Ask “Mr. Music”
Jerry Osborne


DEAR JERRY: While surfing YouTube, I stumbled across “Welcome Home,” by Shelley Fabares.

Among the comments that accompany the video is: “from the early 1960s, it was covered by a variety of popular teen artists.” Besides Shelley, who are those “popular teen artists” who covered “Welcome Home”?

From what I can find out, the Shelley Fabares version only made it to No. 100 on the Cash Box chart, and for just one week.
—Charles Roste, Watt, Texas

DEAR CHARLES: Nice work, Holmes, your chart research investigation is correct.

“Welcome Home” entered Cash Box October 5, 1963 at No. 100, and just a week later it vanished never to be charted again — a bit of a shame since this is a very commercial tune for its time.

Billboard never welcomed “Welcome Home,” not even for a spot on the Bubbling Under section of the chart, where records knocking at the door of the Top 100 are found.

The quantity of Bubbling Under titles varied during this period, usually numbering from 20 to 35.

Though not extinct, cover versions — copycat recordings made to compete in the marketplace with the original release — were far less common in the 1960s than in earlier decades.

As for “Welcome Home,” no cover versions exist. Several recordings of that same title also came out in '63, but none are the same song Shelley sings.

Fact is the only other record I find of this “Welcome Home,” written by Buddy Kaye and Philip Springer, is by Frankie Avalon (Chancellor 1125). This single, backed with the trendy “Dance the Bossa Nova,” came out in November 1962, nearly one year before the Fabares issue.

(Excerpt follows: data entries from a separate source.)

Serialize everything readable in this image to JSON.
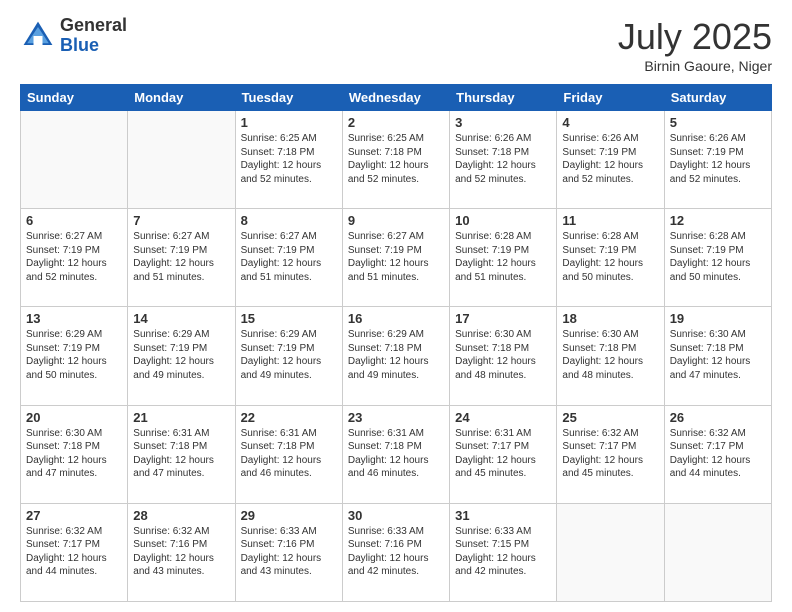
{
  "logo": {
    "general": "General",
    "blue": "Blue"
  },
  "header": {
    "month": "July 2025",
    "location": "Birnin Gaoure, Niger"
  },
  "weekdays": [
    "Sunday",
    "Monday",
    "Tuesday",
    "Wednesday",
    "Thursday",
    "Friday",
    "Saturday"
  ],
  "weeks": [
    [
      {
        "day": "",
        "info": ""
      },
      {
        "day": "",
        "info": ""
      },
      {
        "day": "1",
        "info": "Sunrise: 6:25 AM\nSunset: 7:18 PM\nDaylight: 12 hours and 52 minutes."
      },
      {
        "day": "2",
        "info": "Sunrise: 6:25 AM\nSunset: 7:18 PM\nDaylight: 12 hours and 52 minutes."
      },
      {
        "day": "3",
        "info": "Sunrise: 6:26 AM\nSunset: 7:18 PM\nDaylight: 12 hours and 52 minutes."
      },
      {
        "day": "4",
        "info": "Sunrise: 6:26 AM\nSunset: 7:19 PM\nDaylight: 12 hours and 52 minutes."
      },
      {
        "day": "5",
        "info": "Sunrise: 6:26 AM\nSunset: 7:19 PM\nDaylight: 12 hours and 52 minutes."
      }
    ],
    [
      {
        "day": "6",
        "info": "Sunrise: 6:27 AM\nSunset: 7:19 PM\nDaylight: 12 hours and 52 minutes."
      },
      {
        "day": "7",
        "info": "Sunrise: 6:27 AM\nSunset: 7:19 PM\nDaylight: 12 hours and 51 minutes."
      },
      {
        "day": "8",
        "info": "Sunrise: 6:27 AM\nSunset: 7:19 PM\nDaylight: 12 hours and 51 minutes."
      },
      {
        "day": "9",
        "info": "Sunrise: 6:27 AM\nSunset: 7:19 PM\nDaylight: 12 hours and 51 minutes."
      },
      {
        "day": "10",
        "info": "Sunrise: 6:28 AM\nSunset: 7:19 PM\nDaylight: 12 hours and 51 minutes."
      },
      {
        "day": "11",
        "info": "Sunrise: 6:28 AM\nSunset: 7:19 PM\nDaylight: 12 hours and 50 minutes."
      },
      {
        "day": "12",
        "info": "Sunrise: 6:28 AM\nSunset: 7:19 PM\nDaylight: 12 hours and 50 minutes."
      }
    ],
    [
      {
        "day": "13",
        "info": "Sunrise: 6:29 AM\nSunset: 7:19 PM\nDaylight: 12 hours and 50 minutes."
      },
      {
        "day": "14",
        "info": "Sunrise: 6:29 AM\nSunset: 7:19 PM\nDaylight: 12 hours and 49 minutes."
      },
      {
        "day": "15",
        "info": "Sunrise: 6:29 AM\nSunset: 7:19 PM\nDaylight: 12 hours and 49 minutes."
      },
      {
        "day": "16",
        "info": "Sunrise: 6:29 AM\nSunset: 7:18 PM\nDaylight: 12 hours and 49 minutes."
      },
      {
        "day": "17",
        "info": "Sunrise: 6:30 AM\nSunset: 7:18 PM\nDaylight: 12 hours and 48 minutes."
      },
      {
        "day": "18",
        "info": "Sunrise: 6:30 AM\nSunset: 7:18 PM\nDaylight: 12 hours and 48 minutes."
      },
      {
        "day": "19",
        "info": "Sunrise: 6:30 AM\nSunset: 7:18 PM\nDaylight: 12 hours and 47 minutes."
      }
    ],
    [
      {
        "day": "20",
        "info": "Sunrise: 6:30 AM\nSunset: 7:18 PM\nDaylight: 12 hours and 47 minutes."
      },
      {
        "day": "21",
        "info": "Sunrise: 6:31 AM\nSunset: 7:18 PM\nDaylight: 12 hours and 47 minutes."
      },
      {
        "day": "22",
        "info": "Sunrise: 6:31 AM\nSunset: 7:18 PM\nDaylight: 12 hours and 46 minutes."
      },
      {
        "day": "23",
        "info": "Sunrise: 6:31 AM\nSunset: 7:18 PM\nDaylight: 12 hours and 46 minutes."
      },
      {
        "day": "24",
        "info": "Sunrise: 6:31 AM\nSunset: 7:17 PM\nDaylight: 12 hours and 45 minutes."
      },
      {
        "day": "25",
        "info": "Sunrise: 6:32 AM\nSunset: 7:17 PM\nDaylight: 12 hours and 45 minutes."
      },
      {
        "day": "26",
        "info": "Sunrise: 6:32 AM\nSunset: 7:17 PM\nDaylight: 12 hours and 44 minutes."
      }
    ],
    [
      {
        "day": "27",
        "info": "Sunrise: 6:32 AM\nSunset: 7:17 PM\nDaylight: 12 hours and 44 minutes."
      },
      {
        "day": "28",
        "info": "Sunrise: 6:32 AM\nSunset: 7:16 PM\nDaylight: 12 hours and 43 minutes."
      },
      {
        "day": "29",
        "info": "Sunrise: 6:33 AM\nSunset: 7:16 PM\nDaylight: 12 hours and 43 minutes."
      },
      {
        "day": "30",
        "info": "Sunrise: 6:33 AM\nSunset: 7:16 PM\nDaylight: 12 hours and 42 minutes."
      },
      {
        "day": "31",
        "info": "Sunrise: 6:33 AM\nSunset: 7:15 PM\nDaylight: 12 hours and 42 minutes."
      },
      {
        "day": "",
        "info": ""
      },
      {
        "day": "",
        "info": ""
      }
    ]
  ]
}
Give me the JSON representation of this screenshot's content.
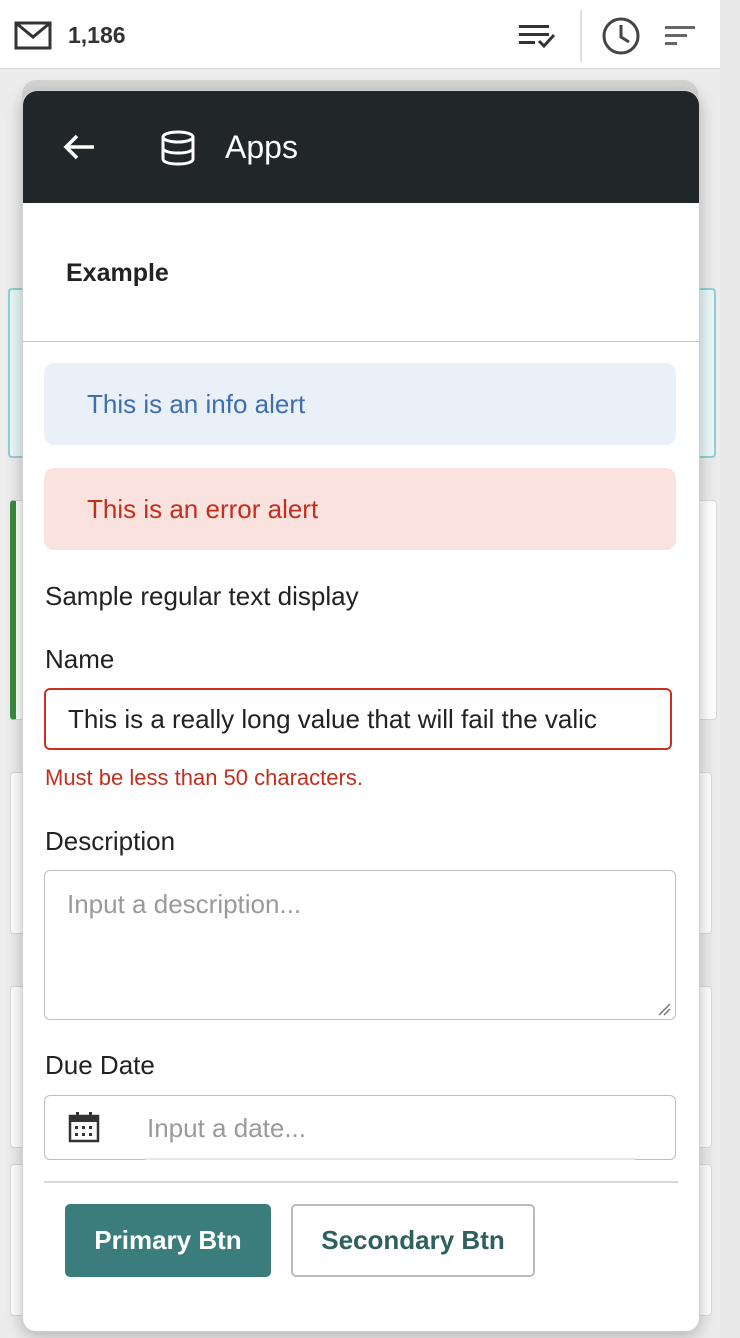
{
  "toolbar": {
    "mail_icon": "mail-icon",
    "unread_count": "1,186",
    "icons": [
      "list-check-icon",
      "clock-icon",
      "sort-icon"
    ]
  },
  "panel": {
    "title": "Apps",
    "back_icon": "arrow-left-icon",
    "app_icon": "database-icon",
    "section_title": "Example"
  },
  "alerts": {
    "info": "This is an info alert",
    "error": "This is an error alert"
  },
  "regular_text": "Sample regular text display",
  "form": {
    "name_label": "Name",
    "name_value": "This is a really long value that will fail the valic",
    "name_error": "Must be less than 50 characters.",
    "description_label": "Description",
    "description_placeholder": "Input a description...",
    "due_date_label": "Due Date",
    "due_date_placeholder": "Input a date..."
  },
  "buttons": {
    "primary": "Primary Btn",
    "secondary": "Secondary Btn"
  },
  "colors": {
    "header_bg": "#212729",
    "primary": "#3a7d7c",
    "error": "#c32f1e",
    "info": "#3f6eae"
  }
}
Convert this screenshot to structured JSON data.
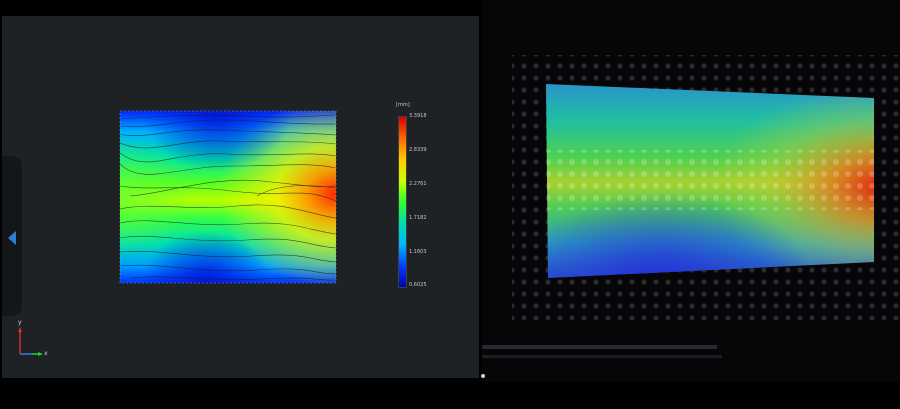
{
  "viewer": {
    "colorbar": {
      "unit": "[mm]",
      "ticks": [
        "3.3918",
        "2.8339",
        "2.2761",
        "1.7182",
        "1.1603",
        "0.6025"
      ],
      "colors": [
        "#d80000",
        "#ff6600",
        "#ffcc00",
        "#ccff00",
        "#33ff33",
        "#00ddaa",
        "#00b8ff",
        "#0040ff",
        "#0000b0"
      ]
    },
    "axes": {
      "y": "y",
      "x": "x"
    },
    "heatmap": {
      "min": 0.6025,
      "max": 3.3918
    }
  },
  "icons": {
    "collapse": "chevron-left-icon"
  }
}
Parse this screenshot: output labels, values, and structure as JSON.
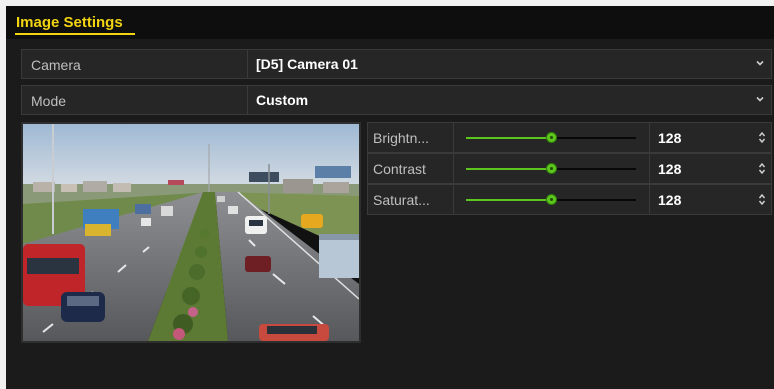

Before disappearing for good, Frankie's excellent version did spend one week at No. 129 on the Bubbling Under list.

Perhaps knowing Avalon, definitely a “popular teen artist,” also recorded “Welcome Home” explains why the YouTuber described it that way.

DEAR JERRY: While researching John Rowles' great song, “Cheryl Moana Marie,” I ran across one of your previous columns on the topic.

Among your notes I found this information: “The inspiration for this tune came from John's younger sister, whose name really is Cheryl Moana Marie.”

I also see that both Rowles and this song have a strong connection to Hawaii.

Imagine my surprise to also discover a young Hawaiian woman with a hot new album, whose name is Cheryl Moana Marie.

How many ladies have that name, along with singing in their genes? I wouldn't think too many.

Is this Cheryl Moana Marie the sister of John Rowles?
—Jonah Martindale, Racine, Wisc.

DEAR JONAH: Negative, which is not to say Rowles does not play a part in all of this.

He and his song's influence came after his 1970-'71 worldwide hit, “Cheryl Moana Marie,” as many parents chose that name for their daughters, especially in Hawaii.

In Hawaiian, moana means either ocean or deep ocean.

Cheryl Moana Marie, the rising star whose recently issued 4-track CD, “Kauai Motion” (Kauaiian Girl Enterprises), inspired your letter has only her name in common John's sister.

The singing Cheryl hails from Hawaii. The Rowles family is also from the Pacific Basin, but 4,500 miles south, in Kawerau, the Bay of Plenty, New Zealand.

Before the “Kauai Motion” sessions, Cheryl the Kauaiian Girl claimed the title of Miss Kauai, and then later as Miss Asia USA.

On the mainland, Cheryl entertained professional football fans as an Oakland Raiderette, in addition to appearing in national TV commercials for Heineken, Federal Express, General Motors, and a dozen other companies.

Cheryl also worked as an on-air model and spokesperson for the STARZ Movie Channel.

IZ ZAT SO? In April 1962, when “Johnny Angel” reached No. 1 nationwide, Shelley Fabares became the first female solo artist of the 1960s whose debut record topped the charts.

For the entire decade, just seven others turned this tuneful trick on either Billboard or Cash Box: Dee Dee Sharp, 1962 (“Mashed Potato Time”); Little Eva, 1962 (“The Loco-Motion”); Lesley Gore, 1963 (“It's My Party”); The Singing Nun, 1963 (“Dominique”); Gale Garnett, 1964 (“We'll Sing in the Sunshine”); Bobbie Gentry, 1967 (“Ode to Billy Joe”); and Jeannie C. Riley, 1968 (“Harper Valley P.T.A.”).

As for earlier in the Rock Era, only Joan Weber matched this feat.

Joan's debut single, a ballad titled “Let Me Go Lover,” reached No. 1 the first week of January 1955. Ironically, the Rock Era began with a non-rock hit atop the charts.